The pipeline is already filling up with further peripheral supply. Italy's Banco Popolare Societa Cooperativa (BPIM), Portugal's Caixa Geral de Depositos (CGD) and Bank of Ireland have all announced their intention to come to the senior and covered bond markets and are planning to sell euro-denominated transactions.

BPIM is to begin an investor roadshow starting on January 8 via Banca Aletti, Citigroup, Goldman Sachs, Mediobanca and Societe Generale, while Caixa Geral is expected to sell a five-year mortgage-backed covered bond in the coming days via CA-CIB, CaixaBI, Commerzbank, HSBC and JP Morgan. Bank of Ireland is looking to sell a five-year senior as soon as tomorrow via Citigroup, Deutsche Bank, Morgan Stanley, Nomura and RBS.

The demand for higher yielding paper is in contrast with stronger credits looking to raise senior unsecured paper.

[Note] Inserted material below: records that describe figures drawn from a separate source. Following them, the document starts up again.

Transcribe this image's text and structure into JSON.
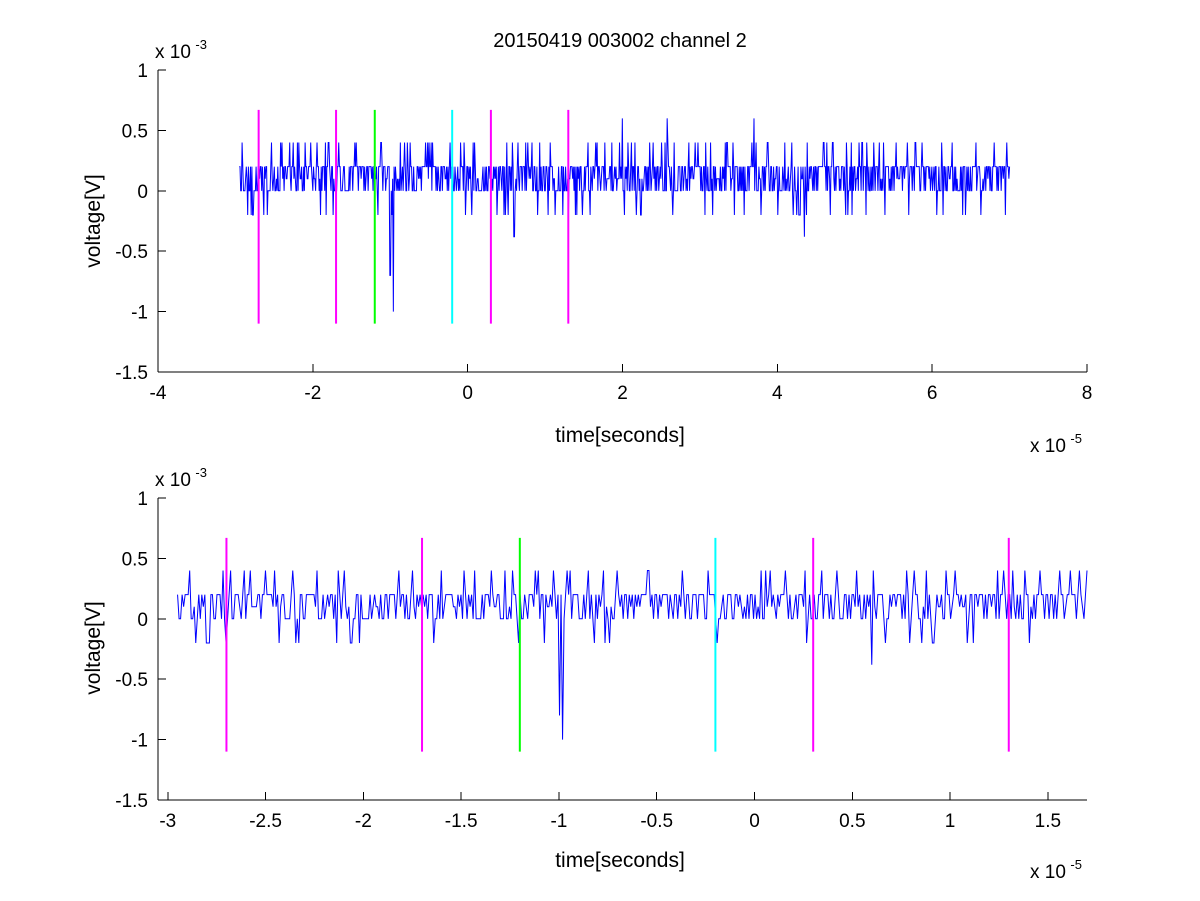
{
  "figure": {
    "title": "20150419 003002 channel 2"
  },
  "chart_data": [
    {
      "type": "line",
      "xlabel": "time[seconds]",
      "ylabel": "voltage[V]",
      "x_scale_label": {
        "base": "x 10",
        "exp": "-5"
      },
      "y_scale_label": {
        "base": "x 10",
        "exp": "-3"
      },
      "xlim": [
        -4,
        8
      ],
      "ylim": [
        -1.5,
        1
      ],
      "x_ticks": [
        "-4",
        "-2",
        "0",
        "2",
        "4",
        "6",
        "8"
      ],
      "y_ticks": [
        "-1.5",
        "-1",
        "-0.5",
        "0",
        "0.5",
        "1"
      ],
      "x_tick_values": [
        -4,
        -2,
        0,
        2,
        4,
        6,
        8
      ],
      "y_tick_values": [
        -1.5,
        -1,
        -0.5,
        0,
        0.5,
        1
      ],
      "signal": {
        "color": "#0000ff",
        "x_range": [
          -2.95,
          7.0
        ],
        "baseline_levels": [
          0,
          0.2
        ],
        "spikes": [
          {
            "x": -0.96,
            "y": -1.0
          },
          {
            "x": -1.0,
            "y": -0.7
          },
          {
            "x": 0.6,
            "y": -0.38
          },
          {
            "x": 4.35,
            "y": -0.38
          },
          {
            "x": 3.7,
            "y": 0.6
          },
          {
            "x": 2.58,
            "y": 0.6
          },
          {
            "x": 2.0,
            "y": 0.6
          }
        ]
      },
      "markers": [
        {
          "x": -2.7,
          "color": "#ff00ff",
          "y_range": [
            -1.1,
            0.67
          ]
        },
        {
          "x": -1.7,
          "color": "#ff00ff",
          "y_range": [
            -1.1,
            0.67
          ]
        },
        {
          "x": -1.2,
          "color": "#00ff00",
          "y_range": [
            -1.1,
            0.67
          ]
        },
        {
          "x": -0.2,
          "color": "#00ffff",
          "y_range": [
            -1.1,
            0.67
          ]
        },
        {
          "x": 0.3,
          "color": "#ff00ff",
          "y_range": [
            -1.1,
            0.67
          ]
        },
        {
          "x": 1.3,
          "color": "#ff00ff",
          "y_range": [
            -1.1,
            0.67
          ]
        }
      ]
    },
    {
      "type": "line",
      "xlabel": "time[seconds]",
      "ylabel": "voltage[V]",
      "x_scale_label": {
        "base": "x 10",
        "exp": "-5"
      },
      "y_scale_label": {
        "base": "x 10",
        "exp": "-3"
      },
      "xlim": [
        -3.05,
        1.7
      ],
      "ylim": [
        -1.5,
        1
      ],
      "x_ticks": [
        "-3",
        "-2.5",
        "-2",
        "-1.5",
        "-1",
        "-0.5",
        "0",
        "0.5",
        "1",
        "1.5"
      ],
      "y_ticks": [
        "-1.5",
        "-1",
        "-0.5",
        "0",
        "0.5",
        "1"
      ],
      "x_tick_values": [
        -3,
        -2.5,
        -2,
        -1.5,
        -1,
        -0.5,
        0,
        0.5,
        1,
        1.5
      ],
      "y_tick_values": [
        -1.5,
        -1,
        -0.5,
        0,
        0.5,
        1
      ],
      "signal": {
        "color": "#0000ff",
        "x_range": [
          -2.95,
          1.7
        ],
        "baseline_levels": [
          0,
          0.2
        ],
        "spikes": [
          {
            "x": -0.98,
            "y": -1.0
          },
          {
            "x": -1.0,
            "y": -0.8
          },
          {
            "x": 0.6,
            "y": -0.38
          },
          {
            "x": 1.32,
            "y": 0.4
          },
          {
            "x": 1.38,
            "y": 0.4
          }
        ]
      },
      "markers": [
        {
          "x": -2.7,
          "color": "#ff00ff",
          "y_range": [
            -1.1,
            0.67
          ]
        },
        {
          "x": -1.7,
          "color": "#ff00ff",
          "y_range": [
            -1.1,
            0.67
          ]
        },
        {
          "x": -1.2,
          "color": "#00ff00",
          "y_range": [
            -1.1,
            0.67
          ]
        },
        {
          "x": -0.2,
          "color": "#00ffff",
          "y_range": [
            -1.1,
            0.67
          ]
        },
        {
          "x": 0.3,
          "color": "#ff00ff",
          "y_range": [
            -1.1,
            0.67
          ]
        },
        {
          "x": 1.3,
          "color": "#ff00ff",
          "y_range": [
            -1.1,
            0.67
          ]
        }
      ]
    }
  ]
}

Abbey National Treasury Services and BNP Paribas were out with respective new five and seven-year offerings but had to adapt to the market by adding generous premium of around 10bp-15bp at the outset to ensure their deals are a success.

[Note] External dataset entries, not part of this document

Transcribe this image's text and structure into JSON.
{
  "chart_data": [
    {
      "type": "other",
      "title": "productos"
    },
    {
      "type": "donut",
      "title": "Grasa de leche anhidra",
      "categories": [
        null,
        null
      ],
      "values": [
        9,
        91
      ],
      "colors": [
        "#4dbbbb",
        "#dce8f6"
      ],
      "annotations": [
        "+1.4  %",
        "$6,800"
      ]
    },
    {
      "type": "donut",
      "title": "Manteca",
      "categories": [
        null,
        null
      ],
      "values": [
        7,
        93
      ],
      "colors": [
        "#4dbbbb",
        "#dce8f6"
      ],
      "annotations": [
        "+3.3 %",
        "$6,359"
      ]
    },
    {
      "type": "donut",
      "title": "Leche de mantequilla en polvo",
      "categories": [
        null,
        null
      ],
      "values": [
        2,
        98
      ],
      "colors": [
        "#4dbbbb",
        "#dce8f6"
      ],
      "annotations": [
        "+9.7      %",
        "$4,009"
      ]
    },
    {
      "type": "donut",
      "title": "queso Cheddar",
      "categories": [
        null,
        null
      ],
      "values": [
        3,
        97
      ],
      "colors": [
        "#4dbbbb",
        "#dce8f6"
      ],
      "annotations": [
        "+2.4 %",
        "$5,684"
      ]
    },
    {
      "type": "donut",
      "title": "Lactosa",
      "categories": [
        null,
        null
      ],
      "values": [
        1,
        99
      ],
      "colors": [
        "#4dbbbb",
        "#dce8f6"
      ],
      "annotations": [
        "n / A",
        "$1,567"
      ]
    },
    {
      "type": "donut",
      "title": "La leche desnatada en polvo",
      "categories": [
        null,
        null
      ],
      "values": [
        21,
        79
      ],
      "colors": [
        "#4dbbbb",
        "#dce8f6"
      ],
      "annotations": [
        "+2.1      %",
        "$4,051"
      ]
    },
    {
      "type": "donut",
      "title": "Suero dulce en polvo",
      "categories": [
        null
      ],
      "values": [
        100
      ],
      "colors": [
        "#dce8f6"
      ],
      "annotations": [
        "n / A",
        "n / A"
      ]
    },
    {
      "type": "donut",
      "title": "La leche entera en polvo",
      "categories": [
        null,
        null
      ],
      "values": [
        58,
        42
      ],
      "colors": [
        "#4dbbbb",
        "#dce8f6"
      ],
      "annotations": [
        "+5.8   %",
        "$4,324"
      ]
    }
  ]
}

"These deals are going well, but not as well as the others deals," said a syndicate banker. "If it's inside 100bp, it simply does not get the same demand. The bid for the safe boring stuff is simply not as strong."

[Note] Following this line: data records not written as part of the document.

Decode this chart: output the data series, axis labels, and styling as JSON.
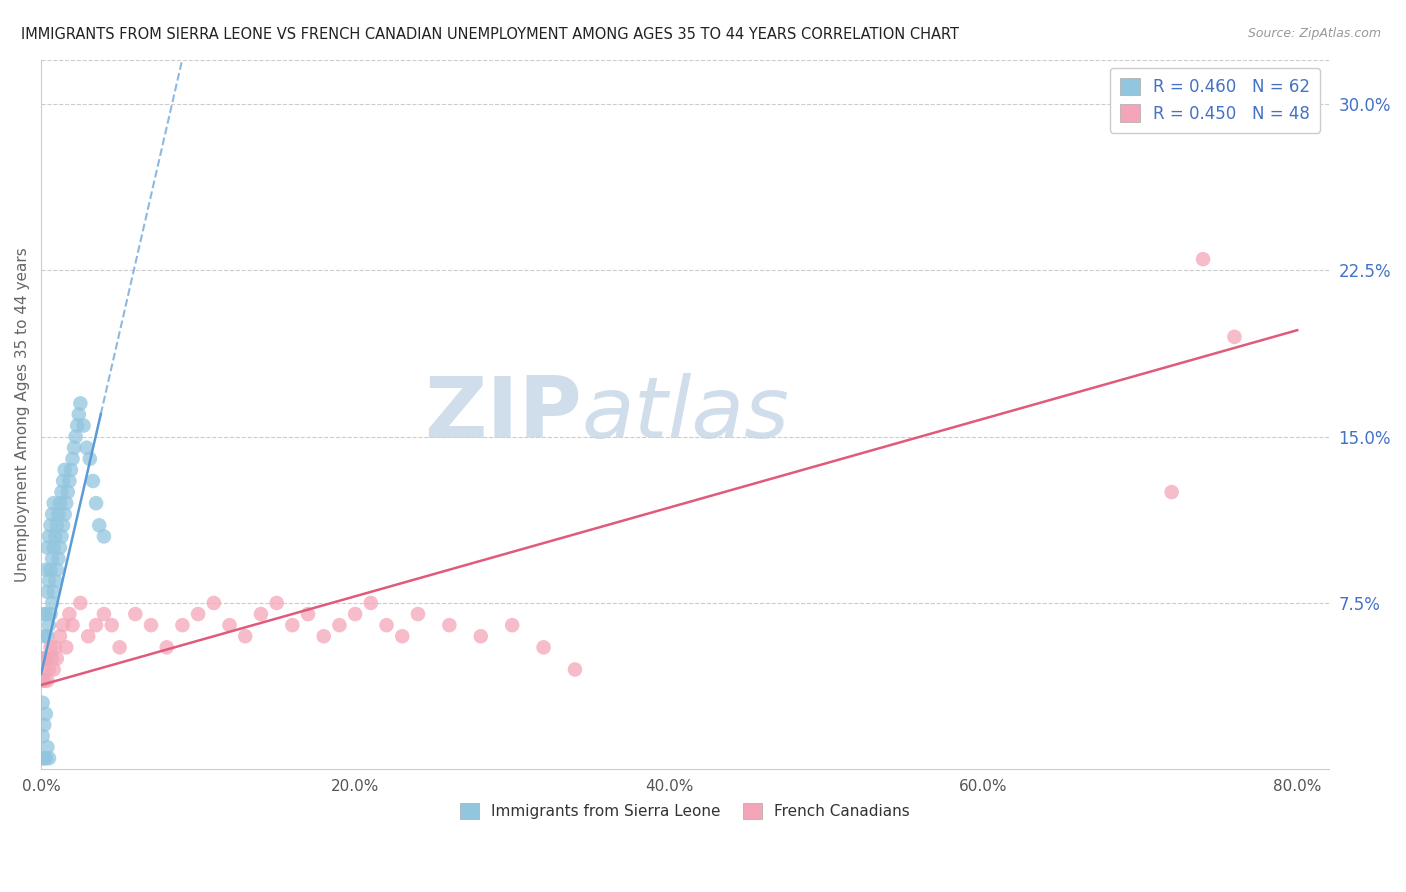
{
  "title": "IMMIGRANTS FROM SIERRA LEONE VS FRENCH CANADIAN UNEMPLOYMENT AMONG AGES 35 TO 44 YEARS CORRELATION CHART",
  "source": "Source: ZipAtlas.com",
  "ylabel": "Unemployment Among Ages 35 to 44 years",
  "xlabel_ticks": [
    "0.0%",
    "20.0%",
    "40.0%",
    "60.0%",
    "80.0%"
  ],
  "xlabel_vals": [
    0.0,
    0.2,
    0.4,
    0.6,
    0.8
  ],
  "ylabel_ticks_right": [
    "7.5%",
    "15.0%",
    "22.5%",
    "30.0%"
  ],
  "ylabel_vals_right": [
    0.075,
    0.15,
    0.225,
    0.3
  ],
  "ylim": [
    0.0,
    0.32
  ],
  "xlim": [
    0.0,
    0.82
  ],
  "legend_1_label": "Immigrants from Sierra Leone",
  "legend_2_label": "French Canadians",
  "R1": 0.46,
  "N1": 62,
  "R2": 0.45,
  "N2": 48,
  "color_blue": "#92c5de",
  "color_blue_line": "#5b9bd5",
  "color_pink": "#f4a6b8",
  "color_pink_line": "#e05a7a",
  "color_right_labels": "#4472c4",
  "watermark_zip": "ZIP",
  "watermark_atlas": "atlas",
  "blue_x": [
    0.001,
    0.001,
    0.002,
    0.002,
    0.002,
    0.003,
    0.003,
    0.003,
    0.004,
    0.004,
    0.004,
    0.005,
    0.005,
    0.005,
    0.006,
    0.006,
    0.006,
    0.007,
    0.007,
    0.007,
    0.008,
    0.008,
    0.008,
    0.009,
    0.009,
    0.01,
    0.01,
    0.011,
    0.011,
    0.012,
    0.012,
    0.013,
    0.013,
    0.014,
    0.014,
    0.015,
    0.015,
    0.016,
    0.017,
    0.018,
    0.019,
    0.02,
    0.021,
    0.022,
    0.023,
    0.024,
    0.025,
    0.027,
    0.029,
    0.031,
    0.033,
    0.035,
    0.037,
    0.04,
    0.001,
    0.001,
    0.002,
    0.002,
    0.003,
    0.003,
    0.004,
    0.005
  ],
  "blue_y": [
    0.03,
    0.05,
    0.04,
    0.06,
    0.07,
    0.05,
    0.07,
    0.09,
    0.06,
    0.08,
    0.1,
    0.065,
    0.085,
    0.105,
    0.07,
    0.09,
    0.11,
    0.075,
    0.095,
    0.115,
    0.08,
    0.1,
    0.12,
    0.085,
    0.105,
    0.09,
    0.11,
    0.095,
    0.115,
    0.1,
    0.12,
    0.105,
    0.125,
    0.11,
    0.13,
    0.115,
    0.135,
    0.12,
    0.125,
    0.13,
    0.135,
    0.14,
    0.145,
    0.15,
    0.155,
    0.16,
    0.165,
    0.155,
    0.145,
    0.14,
    0.13,
    0.12,
    0.11,
    0.105,
    0.005,
    0.015,
    0.005,
    0.02,
    0.025,
    0.005,
    0.01,
    0.005
  ],
  "pink_x": [
    0.001,
    0.002,
    0.003,
    0.004,
    0.005,
    0.006,
    0.007,
    0.008,
    0.009,
    0.01,
    0.012,
    0.014,
    0.016,
    0.018,
    0.02,
    0.025,
    0.03,
    0.035,
    0.04,
    0.045,
    0.05,
    0.06,
    0.07,
    0.08,
    0.09,
    0.1,
    0.11,
    0.12,
    0.13,
    0.14,
    0.15,
    0.16,
    0.17,
    0.18,
    0.19,
    0.2,
    0.21,
    0.22,
    0.23,
    0.24,
    0.26,
    0.28,
    0.3,
    0.32,
    0.34,
    0.72,
    0.74,
    0.76
  ],
  "pink_y": [
    0.04,
    0.045,
    0.05,
    0.04,
    0.045,
    0.055,
    0.05,
    0.045,
    0.055,
    0.05,
    0.06,
    0.065,
    0.055,
    0.07,
    0.065,
    0.075,
    0.06,
    0.065,
    0.07,
    0.065,
    0.055,
    0.07,
    0.065,
    0.055,
    0.065,
    0.07,
    0.075,
    0.065,
    0.06,
    0.07,
    0.075,
    0.065,
    0.07,
    0.06,
    0.065,
    0.07,
    0.075,
    0.065,
    0.06,
    0.07,
    0.065,
    0.06,
    0.065,
    0.055,
    0.045,
    0.125,
    0.23,
    0.195
  ],
  "blue_line_x0": 0.0,
  "blue_line_y0": 0.043,
  "blue_line_x1": 0.085,
  "blue_line_y1": 0.305,
  "pink_line_x0": 0.0,
  "pink_line_y0": 0.038,
  "pink_line_x1": 0.8,
  "pink_line_y1": 0.198
}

BNP Paribas added 15bp for its seven-year self-led senior bond at the initial marketing level of mid-swaps plus 75bp area. The guidance tightened in to mid-swaps plus 67bp.

Abbey National also managed to attract a solid order book of over EUR2bn for its EUR1bn five-year bond via Barclays, Santander, SG and UBS. The deal is expected to be priced at mid-swaps plus 83bp, 7bp tighter than initial price thoughts. At the 90bp number, bankers estimated the new issue premium to be around 10bp.

COVEREDS NOT LEFT OUT

The senior market is not the only busy sector, however, and three issuers are set to price new covered deals this afternoon, with Lloyds, Nordea Bank Finland and Caffil targeting both the euro and sterling currencies.

At the short end of the market, Lloyds provided the only opportunity for investors to buy paper in what is the bank's first visit to the covered bond market since March 2012.

That GBP1.25bn March 2027 bond, which came at Libor plus 165bp, is also one of the key comparables for Tuesday's paper.

Another comp would be the January 2017 euro fixed covered, according to a lead, issued in January 2012.

That was trading around mid-swaps flat on Tuesday, according to one lead, which equates to an approximate sterling equivalent of low 20s area over.

"We chose to do a covered FRN because there is a significant amount of senior euro supply in the market and variety, as we all know, is the spice of life," said one of the lead managers.

Lloyds, RBS, Standard Chartered and UBS are leading the GBP1bn issue, which will priced at 30bp over Libor, tighter than initial price thoughts of low to mid 30s and the tight end of revised guidance of 30bp-32bp.

"We recognised an accommodative market and were in no rush, so decided to wait out the holiday across parts of Europe on Monday."

He said that the deal had been in the works since Friday, so was relatively opportunistic.

Elsewhere in the covered bond market, Caffil is expected to price its first benchmark since September 2013, via Barclays, BNP Paribas, Commerzbank, LBBW and Natixis. The issuer began marketing a new 10-year at mid-swaps plus 40bp area, which was revised to 38bp area on the back of a EUR1.5bn order book.

The NIP on the deal was estimated at around 4bp-5bp versus the issuer's outstanding but illiquid curve. Caffil sold a 15-year in September than came at 50bp over and was quoted at 41bp, according to Tradeweb.

And finally, Nordea Bank Finland is poised to price a EUR1.5bn covered bond at mid-swaps plus 7bp, having attracted over EUR2.2bn of demand via BNP Paribas, HSBC, Nordea and UniCredit. The five-year issue was initially marketed at mid-swaps plus 8bp-10bp, which was later revised to plus 8bp area as orders flowed in.